Volume Indicators: Are They A Surefire Way Of Predicting Price Patterns?
Let’s start with the basics — what parameters determine a trade? Stock fluctuation is usually representable by the movement or the stock’s value in a said time. The main factors are OCHL.
OCHL stands for stock value at market open, stock value at market close, the highest price of the day, and the day’s lowest price. Chart provided by a Stock market api or your digital broker can show this value.
Outside of these, there is a fifth parameter that helps understand the value of the stock. This value is called the volume. Trading volume is the measure of the quality of financial assets traded in a given time.
In the case of the stock market, it’s measurable by the volume of shares treaded. In the case of options and futures, it is the number of hands switched by a contract.
The number that comes from this calculation works as a trading indicator.
What Is A Trade Indicator?
Indicators or trading indicators are statistics that help to either determine or forecast a trend in the market.

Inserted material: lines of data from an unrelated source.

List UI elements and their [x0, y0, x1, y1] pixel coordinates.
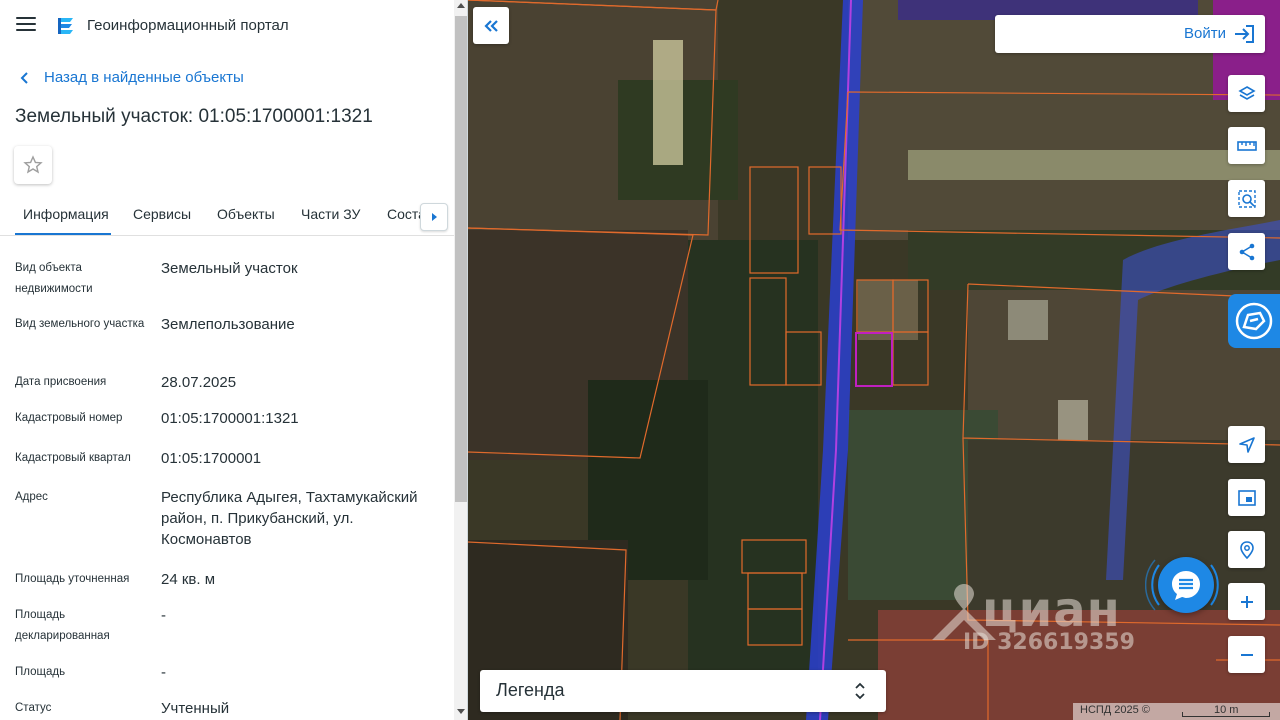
field-label: Площадь уточненная: [15, 573, 130, 585]
field-value: -: [161, 664, 166, 681]
info-panel: Геоинформационный портал Назад в найденн…: [0, 0, 468, 720]
field-label: Адрес: [15, 491, 48, 503]
zoom-out-button[interactable]: [1228, 636, 1265, 673]
ruler-icon: [1236, 140, 1257, 151]
tab-objects[interactable]: Объекты: [217, 206, 275, 222]
field-value: 01:05:1700001: [161, 450, 262, 467]
app-header: Геоинформационный портал: [0, 0, 454, 52]
active-tab-indicator: [15, 233, 111, 235]
collapse-panel-button[interactable]: [473, 7, 509, 44]
ruler-button[interactable]: [1228, 127, 1265, 164]
legend-dropdown[interactable]: Легенда: [480, 670, 886, 712]
chat-icon: [1172, 571, 1200, 600]
caret-right-icon: [432, 213, 437, 221]
tabs-scroll-right-button[interactable]: [420, 203, 448, 231]
star-icon: [23, 155, 43, 174]
navigate-button[interactable]: [1228, 426, 1265, 463]
app-title: Геоинформационный портал: [87, 17, 289, 34]
field-value: -: [161, 607, 166, 624]
legend-label: Легенда: [496, 680, 565, 700]
watermark-id: ID 326619359: [963, 630, 1135, 655]
back-to-results-link[interactable]: Назад в найденные объекты: [18, 69, 244, 86]
scroll-down-arrow-icon[interactable]: [457, 709, 465, 714]
area-select-icon: [1237, 189, 1256, 208]
expand-collapse-icon: [855, 682, 865, 700]
panel-scrollbar-thumb[interactable]: [455, 16, 467, 502]
login-icon: [1235, 25, 1254, 43]
back-link-label: Назад в найденные объекты: [44, 69, 244, 86]
location-search-button[interactable]: [1228, 531, 1265, 568]
layers-button[interactable]: [1228, 75, 1265, 112]
login-label: Войти: [1184, 25, 1226, 42]
tab-information[interactable]: Информация: [23, 206, 109, 222]
page-title: Земельный участок: 01:05:1700001:1321: [15, 106, 373, 127]
location-search-icon: [1239, 540, 1254, 559]
minimap-button[interactable]: [1228, 479, 1265, 516]
scale-label: 10 m: [1214, 704, 1239, 716]
login-button[interactable]: Войти: [995, 15, 1265, 53]
copyright-text: НСПД 2025 ©: [1080, 704, 1150, 716]
field-label: Статус: [15, 702, 52, 714]
field-value: Республика Адыгея, Тахтамукайский район,…: [161, 489, 418, 548]
layers-icon: [1237, 85, 1256, 100]
field-label: Площадь декларированная: [15, 609, 110, 642]
double-chevron-left-icon: [484, 19, 498, 32]
favorite-button[interactable]: [14, 146, 52, 184]
tab-parts[interactable]: Части ЗУ: [301, 206, 360, 222]
hamburger-icon[interactable]: [16, 17, 36, 33]
zoom-in-button[interactable]: [1228, 583, 1265, 620]
map-document-icon: [1235, 302, 1273, 340]
zoom-in-icon: [1240, 595, 1253, 608]
field-label: Дата присвоения: [15, 376, 107, 388]
field-label: Кадастровый номер: [15, 412, 123, 424]
field-value: Землепользование: [161, 316, 295, 333]
portal-logo-icon: [58, 18, 73, 34]
field-value: Учтенный: [161, 700, 230, 717]
tab-bar: Информация Сервисы Объекты Части ЗУ Сост…: [0, 196, 454, 236]
field-label: Вид земельного участка: [15, 318, 145, 330]
field-value: 24 кв. м: [161, 571, 216, 588]
area-select-button[interactable]: [1228, 180, 1265, 217]
field-label: Кадастровый квартал: [15, 452, 131, 464]
share-icon: [1239, 243, 1254, 260]
tab-services[interactable]: Сервисы: [133, 206, 191, 222]
navigation-arrow-icon: [1238, 436, 1255, 453]
picture-in-picture-icon: [1237, 489, 1256, 506]
chevron-left-icon: [20, 71, 28, 84]
field-value: 28.07.2025: [161, 374, 237, 391]
field-label: Площадь: [15, 666, 66, 678]
extra-panel-tab[interactable]: [1228, 294, 1280, 348]
share-button[interactable]: [1228, 233, 1265, 270]
scroll-up-arrow-icon[interactable]: [457, 3, 465, 8]
field-label: Вид объекта недвижимости: [15, 262, 93, 295]
field-value: Земельный участок: [161, 260, 298, 277]
zoom-out-icon: [1240, 653, 1253, 656]
field-value: 01:05:1700001:1321: [161, 410, 299, 427]
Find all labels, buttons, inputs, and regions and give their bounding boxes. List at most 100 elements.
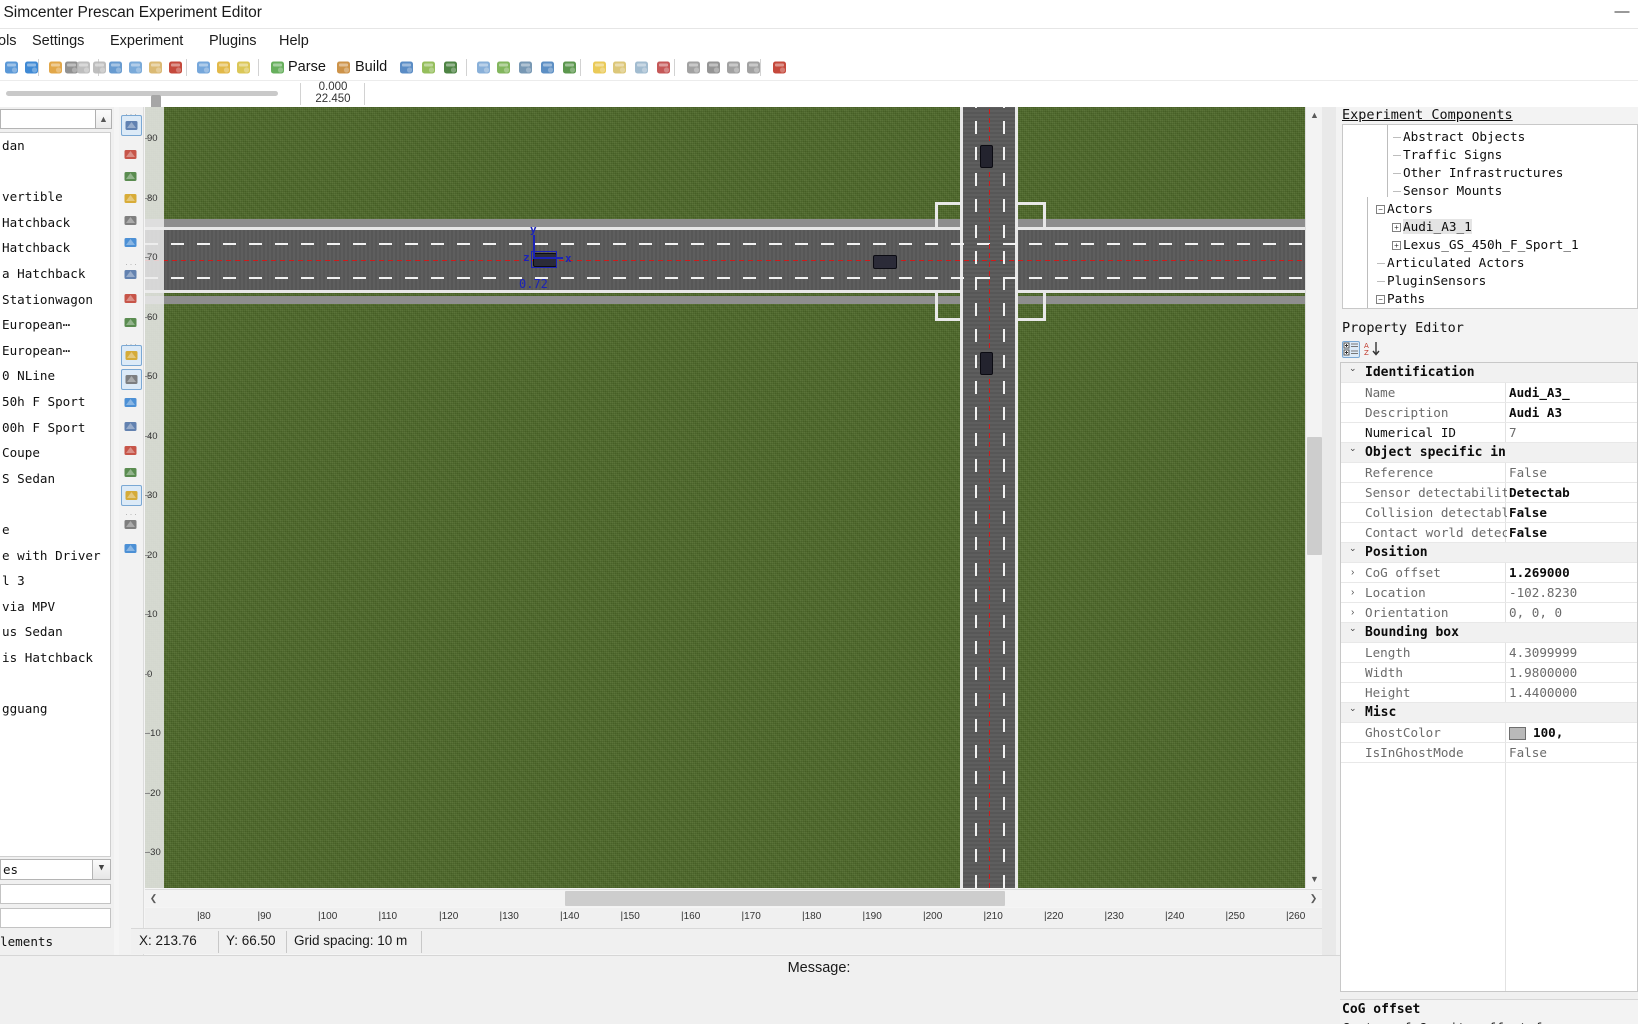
- library-scroll-up-button[interactable]: ▲: [95, 109, 112, 129]
- shield-icon[interactable]: [704, 58, 723, 77]
- property-value[interactable]: False: [1509, 505, 1637, 520]
- property-value[interactable]: -102.8230: [1509, 585, 1637, 600]
- menu-item-experiment[interactable]: Experiment: [106, 32, 187, 50]
- property-value[interactable]: False: [1509, 465, 1637, 480]
- vertical-scroll-thumb[interactable]: [1307, 437, 1322, 555]
- library-list-item[interactable]: a Hatchback: [0, 261, 110, 287]
- property-row[interactable]: Collision detectabl False: [1341, 503, 1637, 523]
- menu-item-help[interactable]: Help: [275, 32, 313, 50]
- delete-icon[interactable]: [166, 58, 185, 77]
- chevron-down-icon[interactable]: ⌄: [1349, 443, 1359, 453]
- tree-node-lexus-gs-450h-f-sport-1[interactable]: Lexus_GS_450h_F_Sport_1: [1403, 237, 1579, 252]
- viewport-horizontal-scrollbar[interactable]: ❮ ❯: [145, 889, 1322, 907]
- minimize-button[interactable]: —: [1610, 4, 1634, 24]
- paste-icon[interactable]: [146, 58, 165, 77]
- property-grid[interactable]: ⌄ Identification Name Audi_A3_ Description Au…: [1340, 362, 1638, 992]
- help-icon[interactable]: [22, 58, 41, 77]
- scroll-up-icon[interactable]: ▲: [1306, 107, 1323, 124]
- property-value[interactable]: 4.3099999: [1509, 645, 1637, 660]
- menu-item-plugins[interactable]: Plugins: [205, 32, 261, 50]
- library-search-input[interactable]: [0, 109, 96, 129]
- actor-marker-mid[interactable]: [980, 352, 993, 375]
- chevron-down-icon[interactable]: ⌄: [1349, 543, 1359, 553]
- build-hammer-icon[interactable]: [334, 58, 353, 77]
- library-list-item[interactable]: European⋯: [0, 312, 110, 338]
- property-value[interactable]: 7: [1509, 425, 1637, 440]
- radar-sensor-tool[interactable]: [121, 369, 142, 390]
- tree-node-other-infrastructures[interactable]: Other Infrastructures: [1403, 165, 1563, 180]
- path-draw-tool[interactable]: [121, 265, 142, 286]
- property-row[interactable]: Description Audi A3: [1341, 403, 1637, 423]
- tree-collapse-icon[interactable]: −: [1376, 205, 1385, 214]
- time-slider-track[interactable]: [6, 91, 278, 113]
- globe-dark-icon[interactable]: [441, 58, 460, 77]
- rain-cloud-icon[interactable]: [632, 58, 651, 77]
- library-extra-field-2[interactable]: [0, 908, 111, 928]
- library-list-item[interactable]: via MPV: [0, 594, 110, 620]
- road-curve-tool[interactable]: [121, 289, 142, 310]
- library-list-item[interactable]: [0, 491, 110, 517]
- library-list-item[interactable]: [0, 670, 110, 696]
- property-expand-icon[interactable]: ›: [1351, 608, 1354, 618]
- select-arrow-tool[interactable]: [121, 115, 142, 136]
- property-value[interactable]: Audi A3: [1509, 405, 1637, 420]
- right-panel-divider[interactable]: [1322, 107, 1336, 955]
- tree-node-audi-a3-1[interactable]: Audi_A3_1: [1403, 219, 1472, 234]
- categorized-view-button[interactable]: [1342, 341, 1360, 358]
- property-value[interactable]: 1.9800000: [1509, 665, 1637, 680]
- viewport-vertical-scrollbar[interactable]: ▲ ▼: [1305, 107, 1323, 888]
- library-list-item[interactable]: [0, 159, 110, 185]
- property-row[interactable]: Numerical ID 7: [1341, 423, 1637, 443]
- truck-icon[interactable]: [724, 58, 743, 77]
- tree-node-abstract-objects[interactable]: Abstract Objects: [1403, 129, 1525, 144]
- library-list-item[interactable]: is Hatchback: [0, 645, 110, 671]
- grid-icon[interactable]: [744, 58, 763, 77]
- scroll-right-icon[interactable]: ❯: [1305, 890, 1322, 907]
- pan-tool[interactable]: [121, 233, 142, 254]
- order-numbering-tool[interactable]: [121, 515, 142, 536]
- compass-icon[interactable]: [538, 58, 557, 77]
- library-list-item[interactable]: Coupe: [0, 440, 110, 466]
- detector-tool[interactable]: [121, 417, 142, 438]
- library-list-item[interactable]: S Sedan: [0, 466, 110, 492]
- tree-node-articulated-actors[interactable]: Articulated Actors: [1387, 255, 1525, 270]
- filmstrip-icon[interactable]: [516, 58, 535, 77]
- library-list-item[interactable]: European⋯: [0, 338, 110, 364]
- connect-nodes-tool[interactable]: [121, 313, 142, 334]
- spheres-tool[interactable]: [121, 441, 142, 462]
- zoom-fit-tool[interactable]: [121, 211, 142, 232]
- property-category-row[interactable]: ⌄ Identification: [1341, 363, 1637, 383]
- select-region-icon[interactable]: [194, 58, 213, 77]
- new-document-icon[interactable]: [2, 58, 21, 77]
- property-row[interactable]: IsInGhostMode False: [1341, 743, 1637, 763]
- chevron-down-icon[interactable]: ▼: [92, 860, 110, 879]
- property-value[interactable]: Detectab: [1509, 485, 1637, 500]
- property-value[interactable]: 1.269000: [1509, 565, 1637, 580]
- chart-icon[interactable]: [654, 58, 673, 77]
- lidar-sensor-tool[interactable]: [121, 393, 142, 414]
- tree-expand-icon[interactable]: +: [1392, 223, 1401, 232]
- property-value[interactable]: 100,: [1533, 725, 1637, 740]
- property-value[interactable]: 1.4400000: [1509, 685, 1637, 700]
- property-row[interactable]: Width 1.9800000: [1341, 663, 1637, 683]
- tree-node-actors[interactable]: Actors: [1387, 201, 1433, 216]
- actor-marker-right[interactable]: [873, 255, 897, 269]
- alphabetical-sort-button[interactable]: A Z: [1364, 341, 1382, 358]
- copy-icon[interactable]: [126, 58, 145, 77]
- property-value[interactable]: False: [1509, 525, 1637, 540]
- library-list-item[interactable]: 0 NLine: [0, 363, 110, 389]
- library-list-item[interactable]: 00h F Sport: [0, 415, 110, 441]
- tree-node-traffic-signs[interactable]: Traffic Signs: [1403, 147, 1502, 162]
- property-row[interactable]: Length 4.3099999: [1341, 643, 1637, 663]
- ruler-pencil-icon[interactable]: [474, 58, 493, 77]
- library-list[interactable]: dan vertible Hatchback Hatchback a Hatchba…: [0, 132, 111, 857]
- zoom-in-tool[interactable]: [121, 167, 142, 188]
- property-expand-icon[interactable]: ›: [1351, 568, 1354, 578]
- paint-tools-icon[interactable]: [494, 58, 513, 77]
- property-value[interactable]: 0, 0, 0: [1509, 605, 1637, 620]
- library-list-item[interactable]: Hatchback: [0, 235, 110, 261]
- property-category-row[interactable]: ⌄ Position: [1341, 543, 1637, 563]
- library-list-item[interactable]: l 3: [0, 568, 110, 594]
- pencil-icon[interactable]: [234, 58, 253, 77]
- menu-item-ols[interactable]: ols: [0, 32, 21, 50]
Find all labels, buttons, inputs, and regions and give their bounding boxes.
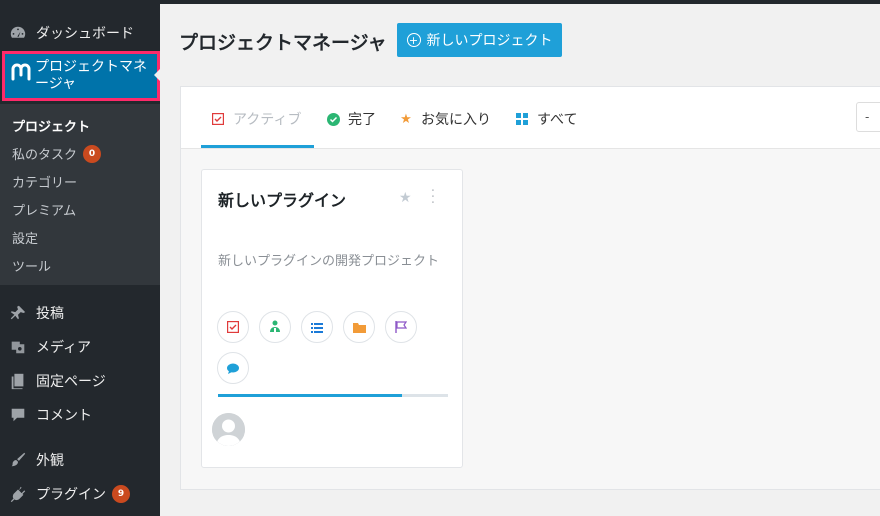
- avatar[interactable]: [212, 413, 245, 446]
- paintbrush-icon: [0, 451, 36, 469]
- admin-sidebar: ダッシュボード プロジェクトマネージャ プロジェクト 私のタスク 0 カテゴリー …: [0, 0, 160, 516]
- task-list-icon: [226, 318, 240, 337]
- project-title[interactable]: 新しいプラグイン: [218, 187, 346, 211]
- page-title: プロジェクトマネージャ: [179, 32, 387, 54]
- tab-active[interactable]: アクティブ: [211, 109, 301, 129]
- grid-icon: [515, 112, 529, 126]
- my-tasks-count-badge: 0: [83, 144, 102, 163]
- submenu-label: 設定: [12, 232, 39, 247]
- list-button[interactable]: [301, 311, 333, 343]
- checkbox-icon: [211, 112, 225, 126]
- project-progress-bar: [218, 394, 448, 397]
- sidebar-item-label: 固定ページ: [36, 374, 106, 390]
- sidebar-item-media[interactable]: メディア: [0, 334, 160, 360]
- discussion-icon: [227, 359, 239, 378]
- submenu-label: ツール: [12, 260, 52, 275]
- submenu-item-categories[interactable]: カテゴリー: [12, 172, 77, 191]
- milestones-button[interactable]: [385, 311, 417, 343]
- submenu-item-my-tasks[interactable]: 私のタスク 0: [12, 144, 102, 163]
- sidebar-item-label: メディア: [36, 340, 92, 356]
- tab-label: すべて: [537, 112, 578, 128]
- pages-icon: [0, 372, 36, 390]
- users-icon: [269, 318, 281, 337]
- submenu-item-premium[interactable]: プレミアム: [12, 200, 76, 219]
- folder-icon: [352, 318, 366, 337]
- discussions-button[interactable]: [217, 352, 249, 384]
- new-project-button-label: 新しいプロジェクト: [426, 33, 553, 49]
- plus-circle-icon: +: [406, 33, 421, 47]
- sidebar-item-label: 外観: [36, 453, 64, 469]
- sidebar-item-label: ダッシュボード: [36, 26, 134, 42]
- submenu-item-projects[interactable]: プロジェクト: [12, 116, 90, 135]
- dashboard-gauge-icon: [0, 24, 36, 42]
- sidebar-item-dashboard[interactable]: ダッシュボード: [0, 20, 160, 46]
- sidebar-item-project-manager[interactable]: プロジェクトマネージャ: [2, 51, 160, 101]
- sidebar-item-appearance[interactable]: 外観: [0, 447, 160, 473]
- submenu-label: 私のタスク: [12, 148, 78, 163]
- star-icon: ★: [400, 111, 412, 127]
- tab-label: 完了: [348, 112, 376, 128]
- users-button[interactable]: [259, 311, 291, 343]
- favourite-star-icon[interactable]: ★: [399, 190, 412, 206]
- tab-label: アクティブ: [233, 112, 302, 128]
- tab-label: お気に入り: [421, 112, 491, 128]
- submenu-item-settings[interactable]: 設定: [12, 228, 38, 247]
- pushpin-icon: [0, 304, 36, 322]
- project-description: 新しいプラグインの開発プロジェクト: [218, 254, 440, 269]
- sidebar-item-pages[interactable]: 固定ページ: [0, 368, 160, 394]
- project-filter-tabs: アクティブ 完了 ★ お気に入り すべて -: [181, 87, 880, 149]
- submenu-item-tools[interactable]: ツール: [12, 256, 51, 275]
- submenu-label: カテゴリー: [12, 176, 78, 191]
- filter-dropdown[interactable]: -: [856, 102, 880, 132]
- project-manager-logo-icon: [9, 60, 33, 84]
- sidebar-item-label: コメント: [36, 408, 92, 424]
- check-circle-icon: [326, 112, 340, 126]
- active-tab-indicator: [201, 145, 314, 148]
- projects-panel: アクティブ 完了 ★ お気に入り すべて - 新しいプラグイン ★ · · · 新し…: [180, 86, 880, 490]
- plugin-plug-icon: [0, 485, 36, 503]
- sidebar-item-plugins[interactable]: プラグイン 9: [0, 481, 160, 507]
- media-icon: [0, 338, 36, 356]
- project-card[interactable]: 新しいプラグイン ★ · · · 新しいプラグインの開発プロジェクト: [201, 169, 463, 468]
- list-icon: [311, 318, 323, 337]
- current-menu-arrow: [154, 69, 160, 81]
- milestone-flag-icon: [395, 318, 408, 337]
- new-project-button[interactable]: + 新しいプロジェクト: [397, 23, 562, 57]
- tab-all[interactable]: すべて: [515, 109, 577, 129]
- task-list-button[interactable]: [217, 311, 249, 343]
- sidebar-item-label: プラグイン: [36, 487, 106, 503]
- plugins-update-count-badge: 9: [112, 485, 130, 503]
- sidebar-item-comments[interactable]: コメント: [0, 402, 160, 428]
- more-options-icon[interactable]: · · ·: [430, 185, 436, 210]
- project-manager-submenu: プロジェクト 私のタスク 0 カテゴリー プレミアム 設定 ツール: [0, 104, 160, 285]
- sidebar-item-label: 投稿: [36, 306, 64, 322]
- progress-fill: [218, 394, 402, 397]
- sidebar-item-label: プロジェクトマネージャ: [35, 59, 147, 92]
- files-button[interactable]: [343, 311, 375, 343]
- comment-bubble-icon: [0, 406, 36, 424]
- sidebar-item-posts[interactable]: 投稿: [0, 300, 160, 326]
- submenu-label: プレミアム: [12, 204, 77, 219]
- tab-favourites[interactable]: ★ お気に入り: [399, 109, 491, 129]
- submenu-label: プロジェクト: [12, 120, 91, 135]
- tab-completed[interactable]: 完了: [326, 109, 376, 129]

These act as a guideline that allows the trader or investor to find potential assets to deposit their money.
These are of two kinds, economic and technical. Economic indicators help to determine the overall climate or the state of the economy. They can be as simple as the SENSEX or the value of gold.
The technical indicators, also the basis of technical analysis, are used to predict fluctuations or price-pattern changes in the market. It can be for a single entity like a stock or a group of funds.
How To Use Volume To Predict Price Patterns?
The volume of a stock can determine how strong or how much movement is present on a share. As an active (or passive) trader, you want to stick to stocks that show more activities, exchanges, and trades.
In simple words, if you visit your local store and notice more people picking up a particular brand of bread, you can assume that it’s a relatively trusted brand. This group-action will also make you more inclined to this product.
While this is no assurance that the bread will work for you, this movement is an indicator. This pattern is precisely how volume works — just as a guideline or an “indicator.” Here are some approaches:
Market Rise, Volume Rise
For the price of a stock to increase continuously, there also has to be a higher volume. This high volume means that more people are showing enthusiasm towards a particular stock.
The reduction in volume means not many people are interested. If there is a change in the price on a minimal volume of stocks, it means that this stock is not doing very well in the market.
A bullish move in the market is the rise of a stock price because of a raised demand. This movement of the market is called a Bull rise. The opposite of this is called a bear-fall.
If the volume of the stocks increases, more people are interested in the share. This action will allow the price of the stock also to shoot up. A volume surge during a price decline will also force the price to go up.
The Reverse Effect
This effect might be slightly harder to wrap your head around.
Let’s assume the price of a stock is taking a long ride and uniformly going higher. So this value is on the upward for many hours, days, or weeks.
If you notice the price-range is starting to reduce and the volume is substantial, we can predict that the price will reverse.
The same is valid for falling prices. If the cost is continually dipping for a long time, and then the volume increase, the stock price is about to surge.
Time Dependence Of Volume
A lot of indicators and factors from any time in the stock-history can give valuable information.
For example, if you notice a stock that has reached a price of $300 many years ago. This is at the cost of $200 today; we can infer that the stock has the potential to reach that peak again.
However, volume is one such indicator that is only effective in its current time. If you look at the volume data of stock from many years ago, it will provide almost no relevance to your existing trade.
Commonly Used Volume Indicators
So far, we have talked about the effects of volume and its simple utility. To fully use volume to your advantage, we used volume indicators.
These are formulas used in charting platforms. They are not strictly a must-have feature, but they can promote better decision making.
Here are some commonly used volume indicators:
On Balance Volume:
In this process, the volume is added when the market has a high closing, and the volume is subtracted when the market has a low finish.
This effect gives the traders an idea of which stocks are accumulated at the end of the day. It can also show the relations between price rise and volume increase, or price reductions and volume decrease.
Chaikin Money Flow:
As we all know, the increase in the price of a stock should also amount to an increase in the volume. So CMF explains the volume when the prices reach one of the peak or low positions of the day.
When the closing price is higher, the volumes of the stocks are on the rise. Similarly, when the closing price is low, the volume at a trade will be low or negative.
Now that you understand all there is about volumes and indicators, it brings us to the question at hand — Are they a surefire way of predicting price patterns?
Unfortunately, there is no such thing as a surefire way of prediction. This study can spot trends and predict the movements of the values. But the actions of the market are not just affected by these five numbers.
However, keeping an eye on these indicators with platforms like Tradingview will ensure that your losses are to a minimum; your odds of a profit are higher.